Undoubtedly one of the most popular red wine grape varieties not just here, but throughout Central Europe, is Frankovka (Blaufränkisch). It’s had a remarkable story – for curious reasons not having made much of a mark yet globally, and also the subject of one of the greatest scandals in the modern history of wine. Today, however, Frankovka is said to be one of the most remarkable “undiscovered” wine varietals.
Frankovka is an ancient grape variety, and was produced by the natural hybridisation of Gouais Blanc and an unknown mother variety – scientists believe it was likely the now extinct Blaue Zimmettraube. Its geographical origins are also shrouded in mystery. Some believe it came from Austria, while other sources claim Germany, and another of the variety’s names (Lemberger) refers to the town of Lemberg. But there are towns with this name both on the border between France and Germany, and in Slovenia.
The first official document referring to Frankovka dates back to 1862, from a wine exhibition in Vienna. Eventually, it arrived in the territory of today’s Czech Republic – it was entered into the so-called State Variety Book in 1941, representing one of the first varieties to be recorded in the book.
Wine of a thousand names
Central Europe is Frankovka’s home. Hungary boasts of the largest plantings what they call Kékfrankos, and it has also achieved acclaim in Austria, where it is called Blaufränkisch. Frankovka modrá is also a popular variety in Slovakia.
But it is this inconsistency in naming which has paradoxically complicated the variety’s success globally. For the common consumer, it is hard to get a grasp on the different names used for the variety in different countries, and furthermore their names do not have the same attractive ring as grapes such as Merlot and Sauvignon do. This is most apparent on the American market, where Frankovka is known as Lemberger. This name, very reminiscent of the smelly Limburger cheese, has even led some winemakers to refer to the variety instead as Blaufränkisch. But this name has not been a particular marketing success in English-speaking countries either.
Dragged down by scandal
Despite all this, in recent years Frankovka’s renown has been rising slowly but surely. It became the symbol of Austria’s red wine revival, for example, following one of the greatest scandals in the history of wine, which caused the collapse of the country’s wine industry in the mid-1980s. This occurred when chemicals contained in antifreeze were found in expensive Austrian wines. As a result of a number of rogue winemakers, Austrian wine’s reputation collapsed, and winemakers who had done nothing wrong saw almost zero sales, with exports falling by 95 percent.
But every cloud has a silver lining.

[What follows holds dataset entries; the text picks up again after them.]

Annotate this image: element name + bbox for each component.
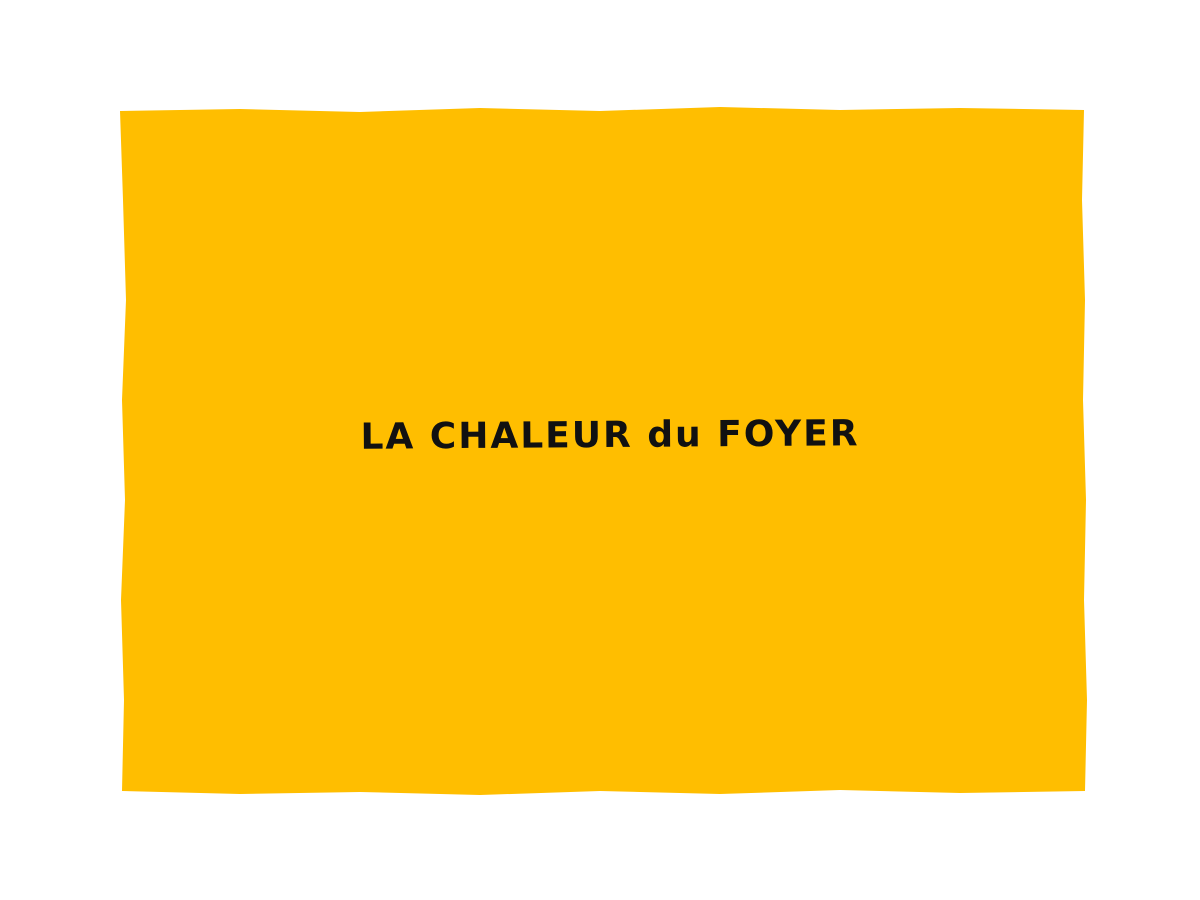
page: LA CHALEUR du FOYER [0,0,1200,900]
title-text: LA CHALEUR du FOYER [360,413,860,458]
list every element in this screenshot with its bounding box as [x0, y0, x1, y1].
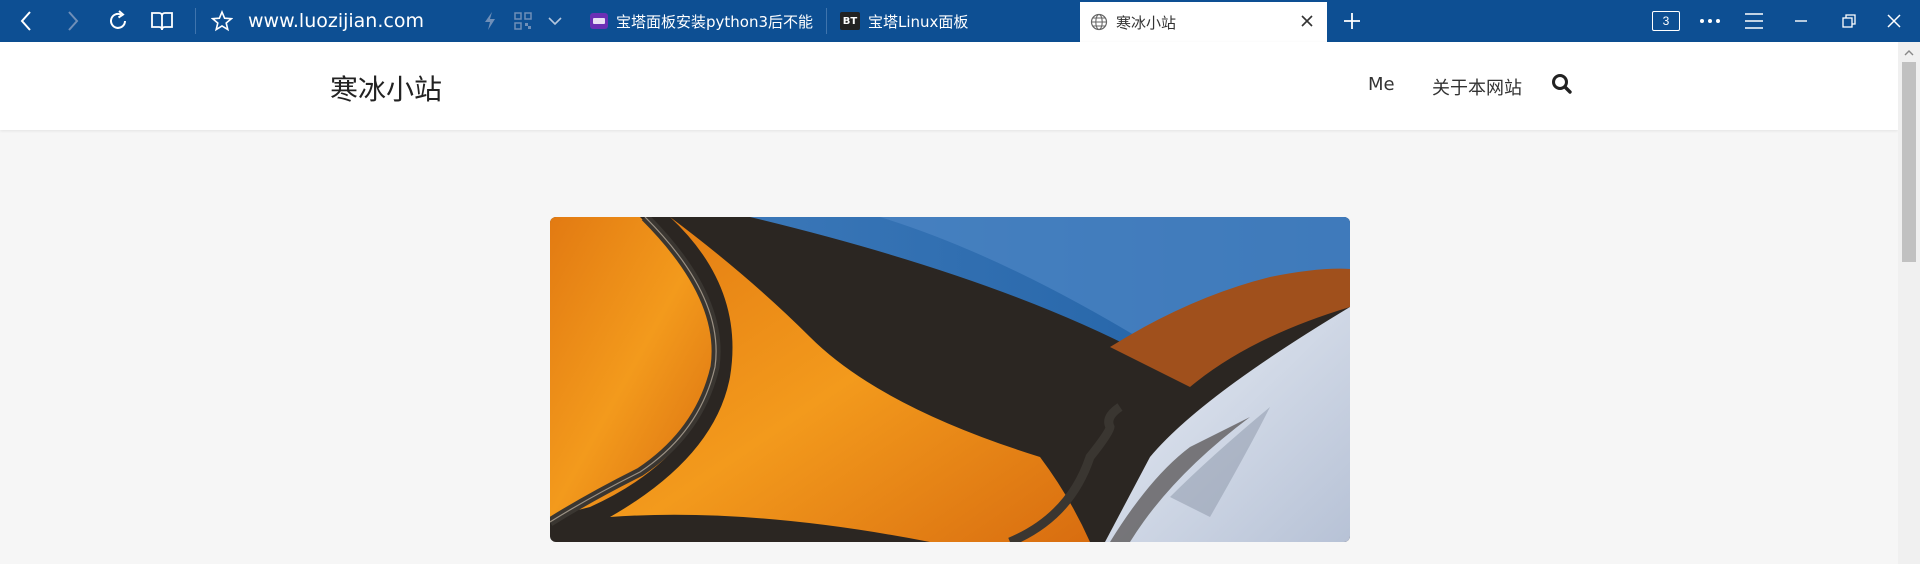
tab-baota-python[interactable]: 宝塔面板安装python3后不能	[590, 0, 815, 42]
search-icon[interactable]	[1550, 72, 1574, 96]
address-bar[interactable]: www.luozijian.com	[248, 10, 424, 32]
more-dots-icon[interactable]	[1696, 7, 1724, 35]
scroll-thumb[interactable]	[1902, 62, 1916, 262]
toolbar-separator	[195, 8, 196, 34]
site-title[interactable]: 寒冰小站	[330, 68, 442, 108]
restore-icon[interactable]	[1835, 7, 1863, 35]
tab-baota-linux[interactable]: BT 宝塔Linux面板	[840, 0, 1060, 42]
reading-mode-icon[interactable]	[148, 7, 176, 35]
featured-image[interactable]	[550, 217, 1350, 542]
flash-icon[interactable]	[476, 7, 504, 35]
tab-separator	[826, 8, 827, 34]
tab-label: 宝塔面板安装python3后不能	[616, 12, 814, 31]
forward-icon[interactable]	[59, 7, 87, 35]
tab-count-badge[interactable]: 3	[1652, 11, 1680, 31]
bt-icon: BT	[840, 12, 860, 30]
favorite-star-icon[interactable]	[208, 7, 236, 35]
qr-code-icon[interactable]	[509, 7, 537, 35]
back-icon[interactable]	[13, 7, 41, 35]
page-scrollbar[interactable]	[1898, 42, 1920, 564]
close-window-icon[interactable]	[1880, 7, 1908, 35]
menu-icon[interactable]	[1740, 7, 1768, 35]
globe-icon	[1090, 13, 1108, 31]
site-header: 寒冰小站 Me 关于本网站	[0, 42, 1898, 130]
tab-label: 宝塔Linux面板	[868, 12, 969, 31]
tab-label: 寒冰小站	[1116, 13, 1177, 32]
minimize-icon[interactable]	[1787, 7, 1815, 35]
browser-toolbar: www.luozijian.com 宝塔面板安装python3后不能 BT 宝塔…	[0, 0, 1920, 42]
nav-item-about[interactable]: 关于本网站	[1432, 74, 1522, 100]
tab-hanbing-active[interactable]: 寒冰小站	[1080, 2, 1327, 42]
refresh-icon[interactable]	[104, 7, 132, 35]
nav-item-me[interactable]: Me	[1368, 74, 1395, 95]
chevron-down-icon[interactable]	[541, 7, 569, 35]
scroll-up-icon[interactable]	[1898, 42, 1920, 64]
baota-purple-icon	[590, 12, 608, 30]
close-tab-icon[interactable]	[1297, 11, 1317, 31]
new-tab-icon[interactable]	[1338, 7, 1366, 35]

The scandal led to stricter rules for production, which in the end led to great improvements, and not just to Austrian wine, but also to Frankovka as a wine varietal. Even the renowned New York Times has praised Frankovka, claiming it is one of the most remarkable European varieties, deserving of much greater acclaim than it currently receives. It is not without good reason that Frankovka was a favourite drink for German chancellor Otto von Bismarck, Empress Maria Theresa and Napoleon himself.
Frankovka in the Czech Republic
Currently, Frankovka and Svatovavřinecké (Saint Laurent) are jostling for top place as the most widespread red grape variety in the Czech Republic. Both are planted over an area of around 1 150 hectares, but due to late ripening they aren’t found in Bohemia, being grown essentially only in Moravia. Frankovka is particularly common in the Velké Pavlovice and Slovácko sub-regions.
It is from the latter sub-region that Dog in Dock’s 2019 vintage Frankovka comes from. This wine has enjoyed great success this year, chosen as Wine of the South Moravian Region for 2020. It will be representing the wines of South Moravia at official events not just in the Czech Republic, but also abroad. You’ll find notes of forest fruits and plum jam in this wine’s elegant nose, while on the palate you’ll detect blackberry, with a subtle chocolate finish. It is rich and full in flavour, yet still wonderfully smooth.
Quality comes first
So if when choosing a red wine you ever find yourself hesitating over whether to go for a more grand-sounding wine from France, or what is considered the common Central European Frankovka, do bear in mind that the name is not everything. Quality should always come first, and quality Moravian Frankovka is more than a match not just for the wines of neighbouring countries, but even for more well-known red wines.